Wahrscheinlich weiß niemand eine Antwort, weil du zu wenige Informationen angibst.

- Was ist das verwendete Betriebssystem? Desktop oder mobil?
- Welche Java-Version versuchst du zu installieren? JRE oder JDK?
- Wo hast du Java heruntergeladen und wie genau (Schritt für Schritt erklären) versuchst du es zu installieren?
- Hast du bestimmte Einschränkungen, d.h., ist das dein Computer / Mobiltelefon und hast du die Rechte, da etwas zu installieren, oder was ist das für ein System?


----------



## SlaterB (5. Feb 2011)

@MrWesterland
hey, wenn ich Text wie 'Hilfe!!!!!' aus dem Titel entferne, dann sollst du den nicht wieder reinschreiben..

dein Thema ist auch so klar gestellt (von nötigen Nachfragen abgesehen), 
blahblah drumherum hilft nicht, Dringlichkeitsstufen gibts auch keine,
Erinnerungspost kann natürlich Wirkung haben, dagegen sage ich nix

edit:
'Zugriff auf die Netzwerkadresse %APPDATA%\ war nicht möglich.'
kann man übrigens in Suchmaschinen eintippen,
scheint ein allgemeines Windows-Problem zu sein, unabhängig davon, welches Programm du aktuell installieren willst
-> Betriebssystem neuinstallieren, oder die Suchergenisse lesen, oder evtl. in Windows-Foren neu fragen


----------



## MrWesterland (5. Feb 2011)

Ich versuche es auf meinem Laptop (Windows Vista) zu installieren die Java-Version ist JRE.
Die Java-Version habe ich direkt bei java.com heruntergeladen.
Also weiß ich nicht wo das Problem legen kann, da es mein Laptop ist habe ich auch keinerlei Einschränkungen. 

Und danke für die Info, dass ich mehr Infos geben soll


----------



## frapo (5. Feb 2011)

So wie es aussieht hat das nichts mit Java zu tun. Ist eher eine Windows Angelegenheit.
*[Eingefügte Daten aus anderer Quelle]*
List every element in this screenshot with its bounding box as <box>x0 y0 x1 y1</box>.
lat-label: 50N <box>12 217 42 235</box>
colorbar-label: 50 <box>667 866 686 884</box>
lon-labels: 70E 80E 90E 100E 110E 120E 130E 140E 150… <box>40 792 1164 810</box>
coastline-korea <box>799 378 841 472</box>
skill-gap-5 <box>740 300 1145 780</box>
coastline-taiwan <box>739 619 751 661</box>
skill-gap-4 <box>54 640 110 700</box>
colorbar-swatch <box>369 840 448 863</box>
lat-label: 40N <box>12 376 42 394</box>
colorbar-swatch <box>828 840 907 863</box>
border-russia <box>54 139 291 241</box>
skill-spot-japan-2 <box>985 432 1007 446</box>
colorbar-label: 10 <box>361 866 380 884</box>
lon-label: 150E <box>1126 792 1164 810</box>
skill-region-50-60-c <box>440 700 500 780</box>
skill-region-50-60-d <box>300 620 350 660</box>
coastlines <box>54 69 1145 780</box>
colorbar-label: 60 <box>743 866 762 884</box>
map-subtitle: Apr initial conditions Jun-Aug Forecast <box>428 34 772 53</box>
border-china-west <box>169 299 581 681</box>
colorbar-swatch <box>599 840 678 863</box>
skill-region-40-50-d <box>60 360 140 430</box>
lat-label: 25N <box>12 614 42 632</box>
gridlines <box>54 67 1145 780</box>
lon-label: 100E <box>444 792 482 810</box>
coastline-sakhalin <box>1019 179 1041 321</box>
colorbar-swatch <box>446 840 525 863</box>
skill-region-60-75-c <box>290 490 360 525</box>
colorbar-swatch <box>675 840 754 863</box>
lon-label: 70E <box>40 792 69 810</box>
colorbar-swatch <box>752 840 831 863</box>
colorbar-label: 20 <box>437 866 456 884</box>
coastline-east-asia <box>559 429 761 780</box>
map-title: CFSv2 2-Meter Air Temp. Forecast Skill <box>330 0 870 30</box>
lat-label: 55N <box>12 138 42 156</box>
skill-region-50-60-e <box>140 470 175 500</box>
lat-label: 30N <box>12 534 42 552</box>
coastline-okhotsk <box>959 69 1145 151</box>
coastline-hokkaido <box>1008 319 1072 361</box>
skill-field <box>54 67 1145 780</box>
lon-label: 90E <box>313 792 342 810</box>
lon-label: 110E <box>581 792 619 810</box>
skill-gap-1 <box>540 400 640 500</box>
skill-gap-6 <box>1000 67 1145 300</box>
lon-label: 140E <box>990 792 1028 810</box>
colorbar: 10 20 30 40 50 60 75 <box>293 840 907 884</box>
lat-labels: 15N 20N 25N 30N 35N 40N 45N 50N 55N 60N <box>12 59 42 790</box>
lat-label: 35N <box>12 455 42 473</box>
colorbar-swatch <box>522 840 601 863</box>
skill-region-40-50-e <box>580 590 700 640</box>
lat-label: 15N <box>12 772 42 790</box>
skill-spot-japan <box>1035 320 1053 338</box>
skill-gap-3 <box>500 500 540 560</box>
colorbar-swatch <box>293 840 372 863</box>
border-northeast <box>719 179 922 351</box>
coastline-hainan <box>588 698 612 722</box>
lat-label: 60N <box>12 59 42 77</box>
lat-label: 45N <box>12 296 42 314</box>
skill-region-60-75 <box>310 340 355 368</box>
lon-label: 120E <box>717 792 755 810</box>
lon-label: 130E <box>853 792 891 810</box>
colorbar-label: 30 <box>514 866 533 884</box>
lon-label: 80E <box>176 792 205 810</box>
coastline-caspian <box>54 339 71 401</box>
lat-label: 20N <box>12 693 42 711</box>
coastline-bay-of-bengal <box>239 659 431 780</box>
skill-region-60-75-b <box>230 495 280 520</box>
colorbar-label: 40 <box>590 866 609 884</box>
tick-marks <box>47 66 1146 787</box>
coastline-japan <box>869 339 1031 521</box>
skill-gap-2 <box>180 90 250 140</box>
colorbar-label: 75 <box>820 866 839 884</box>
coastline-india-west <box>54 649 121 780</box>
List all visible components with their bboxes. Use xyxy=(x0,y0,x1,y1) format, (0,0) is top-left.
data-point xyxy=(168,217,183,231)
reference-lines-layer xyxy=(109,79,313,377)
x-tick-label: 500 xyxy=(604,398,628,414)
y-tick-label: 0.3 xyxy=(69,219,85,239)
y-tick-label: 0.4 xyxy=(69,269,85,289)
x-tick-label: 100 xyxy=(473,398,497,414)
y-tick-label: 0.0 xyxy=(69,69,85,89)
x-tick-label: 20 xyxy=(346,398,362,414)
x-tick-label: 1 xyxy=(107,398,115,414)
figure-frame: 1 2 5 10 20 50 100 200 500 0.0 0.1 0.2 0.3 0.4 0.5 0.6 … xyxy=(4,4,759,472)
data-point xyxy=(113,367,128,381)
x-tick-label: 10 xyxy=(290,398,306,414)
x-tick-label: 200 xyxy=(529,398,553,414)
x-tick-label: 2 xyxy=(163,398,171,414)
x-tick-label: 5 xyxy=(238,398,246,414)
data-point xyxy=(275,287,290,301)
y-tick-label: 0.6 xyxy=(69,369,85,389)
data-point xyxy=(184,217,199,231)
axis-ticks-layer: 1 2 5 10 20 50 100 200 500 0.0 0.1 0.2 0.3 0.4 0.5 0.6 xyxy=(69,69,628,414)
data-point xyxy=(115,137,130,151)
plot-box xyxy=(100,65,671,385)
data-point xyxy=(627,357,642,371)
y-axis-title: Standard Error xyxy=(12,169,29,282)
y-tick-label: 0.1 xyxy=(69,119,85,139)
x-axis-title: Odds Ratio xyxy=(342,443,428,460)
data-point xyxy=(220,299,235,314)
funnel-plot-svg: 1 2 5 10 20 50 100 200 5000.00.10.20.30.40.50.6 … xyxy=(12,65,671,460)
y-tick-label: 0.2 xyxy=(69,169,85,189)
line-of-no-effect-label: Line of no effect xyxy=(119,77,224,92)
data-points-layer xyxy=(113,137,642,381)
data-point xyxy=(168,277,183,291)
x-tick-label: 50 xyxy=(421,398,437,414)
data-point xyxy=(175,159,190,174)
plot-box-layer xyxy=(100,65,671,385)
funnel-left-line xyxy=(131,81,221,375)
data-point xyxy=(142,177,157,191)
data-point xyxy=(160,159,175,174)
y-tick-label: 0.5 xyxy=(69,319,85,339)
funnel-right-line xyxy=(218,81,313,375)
Gib die Fehlermeldung mal in einer Suchmaschine ein, dann bekommst Du einen Haufen Hinweise, z.B: 
Zugrif auf die Netzwerkadresse %AppData% war nicht möglich__

Grüße
frapo


----------



## MrWesterland (6. Feb 2011)

HEY,

Danke für die Hinweise nachdem ich es in die Suchmaschine eingegeben habe, habe ich schnell was gefunden was mir geholfen hat.
( Hätte ich auch selber drauf kommen können) aber trotzdem danke für eure Hilfe


----------



## lobo (24. Nov 2012)

danke hat wunderbar geholfen


----------



## Jango (24. Nov 2012)

Haave hat gesagt.:


> - Welche Java-Version versuchst du zu installieren? JRE oder JDK?



Hä?
Versionen sind 1.2, 1.3, 1.4, 1.5, 1.6, 1.7...


----------